In a later study, Lundberg examined longitudinally the physical work capacity and aerobic power in 19 children with spastic diplegia, and compared them to a control group of 12 non-disabled children of the same age and sex. The degree of impairment ranged from slight (no aids required to ambulate, six boys and three girls) to fairly severe (six boys and four girls, eight of whom used a wheelchair). Heart rate, oxygen consumption (VO2), physical work capacity at heart rate 170, pulmonary ventilation, and blood lactate concentrations were measured during submaximal and maximal work on a bicycle ergometer two or three times a year over a six-year period. Levels of fitness (VO2 and physical work capacity) were higher for the control group compared to subjects with cerebral palsy, but over the six-year period this gap did not increase. Interestingly, absolute values for aerobic power and physical work capacity increased from 12 to 18 years in both groups.
In 1990, Fernandez, Pitetti and Betzen evaluated the aerobic capacity of nine ambulatory adults with spastic cerebral palsy and concluded that their cardiorespiratory fitness levels were very poor.

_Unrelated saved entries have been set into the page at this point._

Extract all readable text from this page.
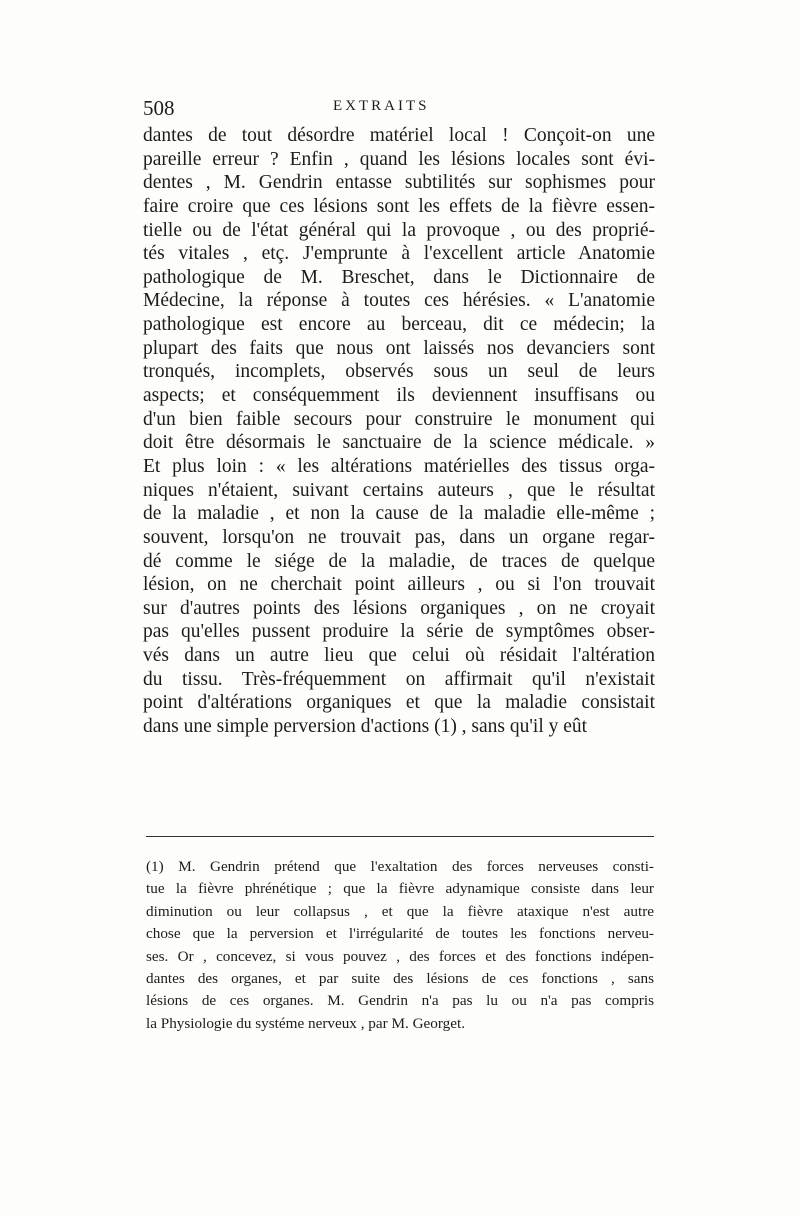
508	EXTRAITS
dantes de tout désordre matériel local ! Conçoit-on une
pareille erreur ? Enfin , quand les lésions locales sont évi-
dentes , M. Gendrin entasse subtilités sur sophismes pour
faire croire que ces lésions sont les effets de la fièvre essen-
tielle ou de l'état général qui la provoque , ou des proprié-
tés vitales , etç. J'emprunte à l'excellent article Anatomie
pathologique de M. Breschet, dans le Dictionnaire de
Médecine, la réponse à toutes ces hérésies. « L'anatomie
pathologique est encore au berceau, dit ce médecin; la
plupart des faits que nous ont laissés nos devanciers sont
tronqués, incomplets, observés sous un seul de leurs
aspects; et conséquemment ils deviennent insuffisans ou
d'un bien faible secours pour construire le monument qui
doit être désormais le sanctuaire de la science médicale. »
Et plus loin : « les altérations matérielles des tissus orga-
niques n'étaient, suivant certains auteurs , que le résultat
de la maladie , et non la cause de la maladie elle-même ;
souvent, lorsqu'on ne trouvait pas, dans un organe regar-
dé comme le siége de la maladie, de traces de quelque
lésion, on ne cherchait point ailleurs , ou si l'on trouvait
sur d'autres points des lésions organiques , on ne croyait
pas qu'elles pussent produire la série de symptômes obser-
vés dans un autre lieu que celui où résidait l'altération
du tissu. Très-fréquemment on affirmait qu'il n'existait
point d'altérations organiques et que la maladie consistait
dans une simple perversion d'actions (1) , sans qu'il y eût
(1) M. Gendrin prétend que l'exaltation des forces nerveuses consti-
tue la fièvre phrénétique ; que la fièvre adynamique consiste dans leur
diminution ou leur collapsus , et que la fièvre ataxique n'est autre
chose que la perversion et l'irrégularité de toutes les fonctions nerveu-
ses. Or , concevez, si vous pouvez , des forces et des fonctions indépen-
dantes des organes, et par suite des lésions de ces fonctions , sans
lésions de ces organes. M. Gendrin n'a pas lu ou n'a pas compris
la Physiologie du systéme nerveux , par M. Georget.
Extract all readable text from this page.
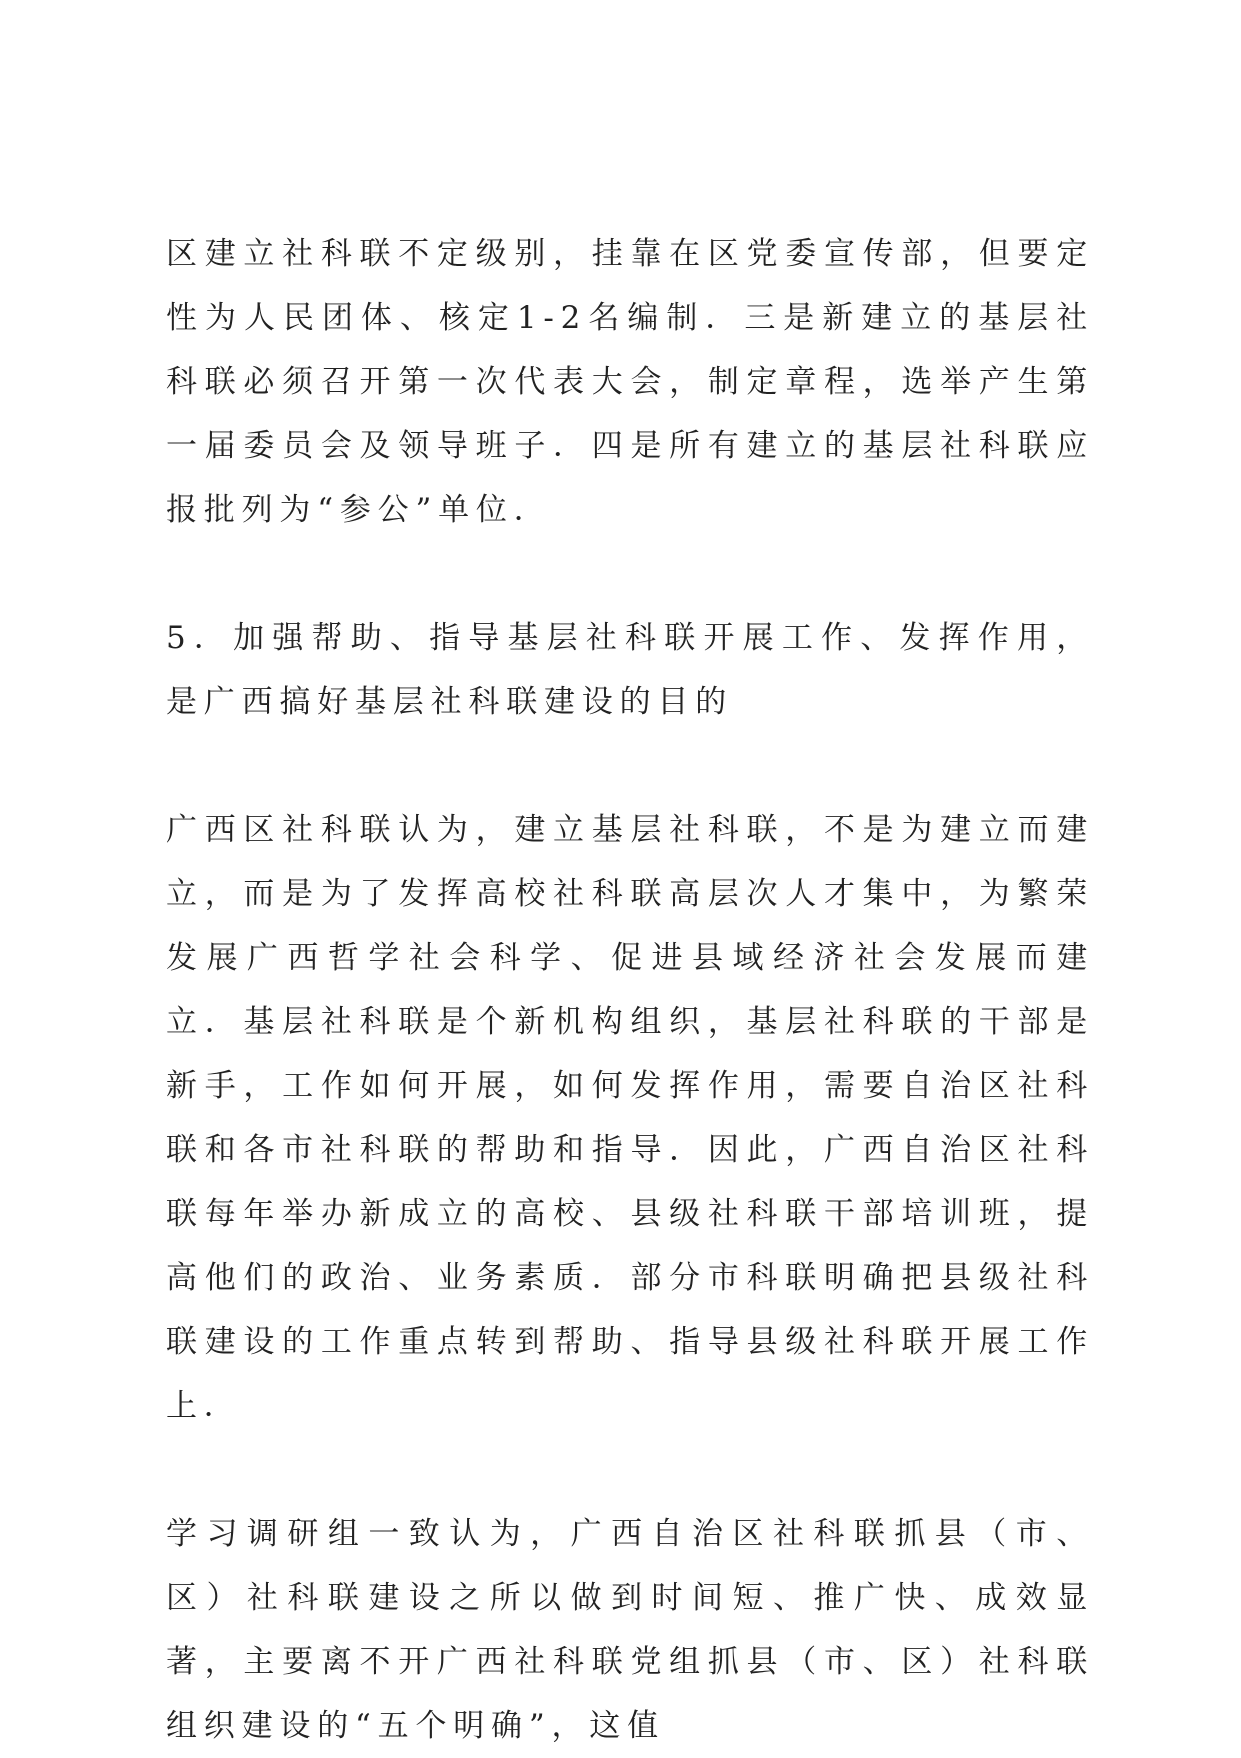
区建立社科联不定级别，挂靠在区党委宣传部，但要定性为人民团体、核定1-2名编制．三是新建立的基层社科联必须召开第一次代表大会，制定章程，选举产生第一届委员会及领导班子．四是所有建立的基层社科联应报批列为“参公”单位．

5．加强帮助、指导基层社科联开展工作、发挥作用，是广西搞好基层社科联建设的目的

广西区社科联认为，建立基层社科联，不是为建立而建立，而是为了发挥高校社科联高层次人才集中，为繁荣发展广西哲学社会科学、促进县域经济社会发展而建立．基层社科联是个新机构组织，基层社科联的干部是新手，工作如何开展，如何发挥作用，需要自治区社科联和各市社科联的帮助和指导．因此，广西自治区社科联每年举办新成立的高校、县级社科联干部培训班，提高他们的政治、业务素质．部分市科联明确把县级社科联建设的工作重点转到帮助、指导县级社科联开展工作上．

学习调研组一致认为，广西自治区社科联抓县（市、区）社科联建设之所以做到时间短、推广快、成效显著，主要离不开广西社科联党组抓县（市、区）社科联组织建设的“五个明确”，这值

As a follow up to this research, Pitetti et al. developed a cardiorespiratory conditioning program for seven ambulatory adults with spastic cerebral palsy to try to improve their functional capacity (peak VO2). A secondary purpose of the study was to determine if after an 8-week training program, subjects would continue to exercise on their own. Subjects exercised on a Schwinn Air-Dyne bicycle ergometer twice a week for 30 minutes at a work intensity between 40 to 70% of peak VO2. Significant improvements in peak VO2 were achieved at the end of the 8-week program (average improvement was 12%).

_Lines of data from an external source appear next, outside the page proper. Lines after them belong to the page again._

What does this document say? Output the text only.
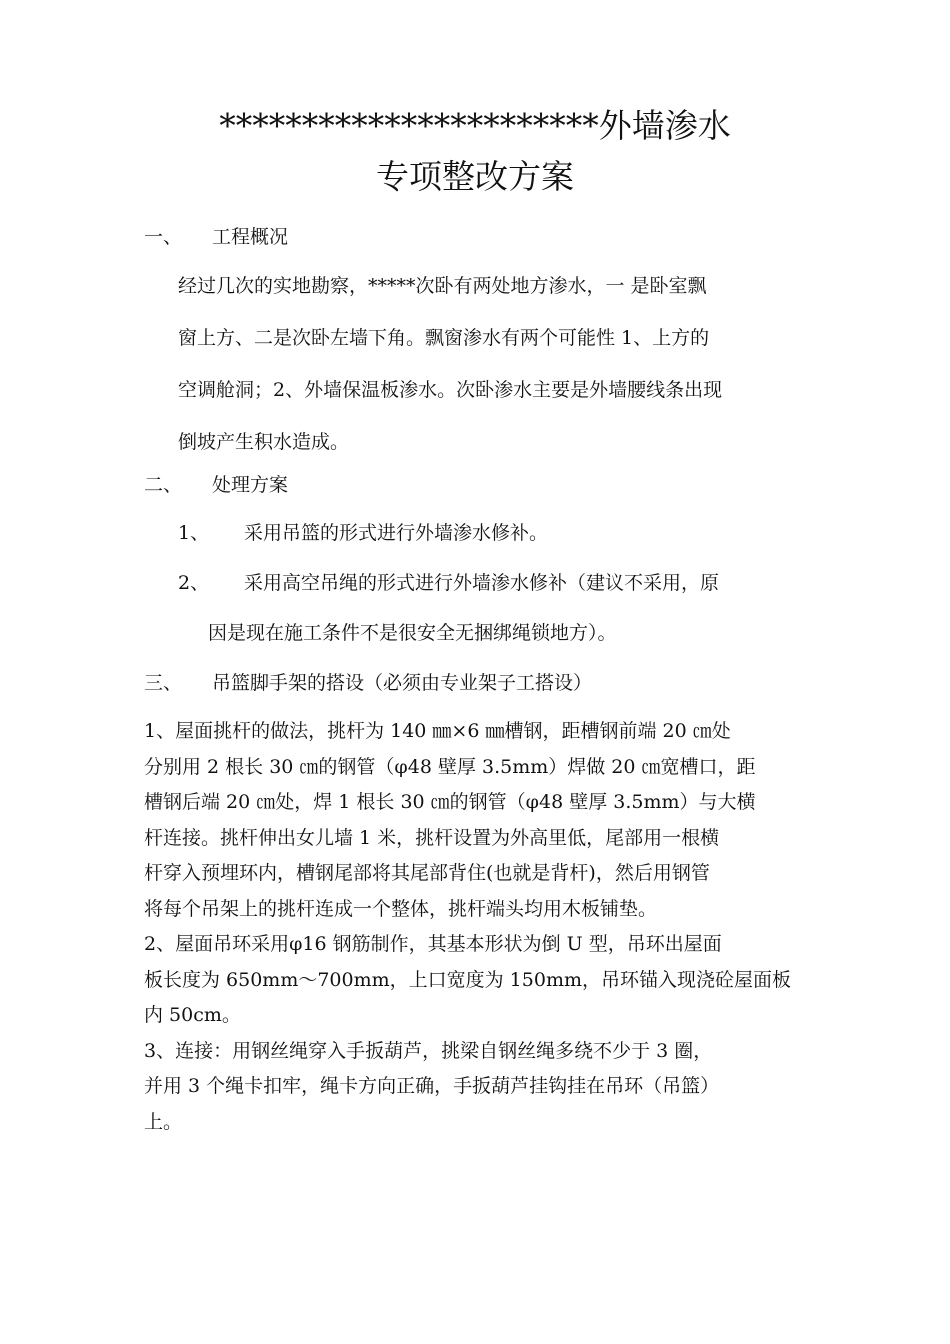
***********************外墙渗水
专项整改方案
一、 工程概况
经过几次的实地勘察，*****次卧有两处地方渗水，一 是卧室飘
窗上方、二是次卧左墙下角。飘窗渗水有两个可能性 1、上方的
空调舱洞；2、外墙保温板渗水。次卧渗水主要是外墙腰线条出现
倒坡产生积水造成。
二、 处理方案
1、 采用吊篮的形式进行外墙渗水修补。
2、 采用高空吊绳的形式进行外墙渗水修补（建议不采用，原
因是现在施工条件不是很安全无捆绑绳锁地方）。
三、 吊篮脚手架的搭设（必须由专业架子工搭设）
1、屋面挑杆的做法，挑杆为 140 ㎜×6 ㎜槽钢，距槽钢前端 20 ㎝处
分别用 2 根长 30 ㎝的钢管（φ48 壁厚 3.5mm）焊做 20 ㎝宽槽口，距
槽钢后端 20 ㎝处，焊 1 根长 30 ㎝的钢管（φ48 壁厚 3.5mm）与大横
杆连接。挑杆伸出女儿墙 1 米，挑杆设置为外高里低，尾部用一根横
杆穿入预埋环内，槽钢尾部将其尾部背住(也就是背杆)，然后用钢管
将每个吊架上的挑杆连成一个整体，挑杆端头均用木板铺垫。
2、屋面吊环采用φ16 钢筋制作，其基本形状为倒 U 型，吊环出屋面
板长度为 650mm～700mm，上口宽度为 150mm，吊环锚入现浇砼屋面板
内 50cm。
3、连接：用钢丝绳穿入手扳葫芦，挑梁自钢丝绳多绕不少于 3 圈，
并用 3 个绳卡扣牢，绳卡方向正确，手扳葫芦挂钩挂在吊环（吊篮）
上。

The researchers concluded that cardiorespiratory fitness improved in seven adults with cerebral palsy who trained on a Schwinn Air-Dyne for eight weeks. However, once the study ended, only one subject continued to exercise. When developing exercise programs for persons with cerebral palsy, it is important to consider the barriers to exercise and determinants of exercise in this population. The best exercise guidelines in the world will have little impact if substantial barriers (i.e., transportation, cost, medical concerns, etc.) cannot be overcome. However, once the study ended, only one adult continued to exercise. The investigators concluded that the cardiorespiratory fitness levels of adults with cerebral palsy were very low, and suggested a strong need for further research to determine the most appropriate training regimens for improving cardiorespiratory fitness in this population.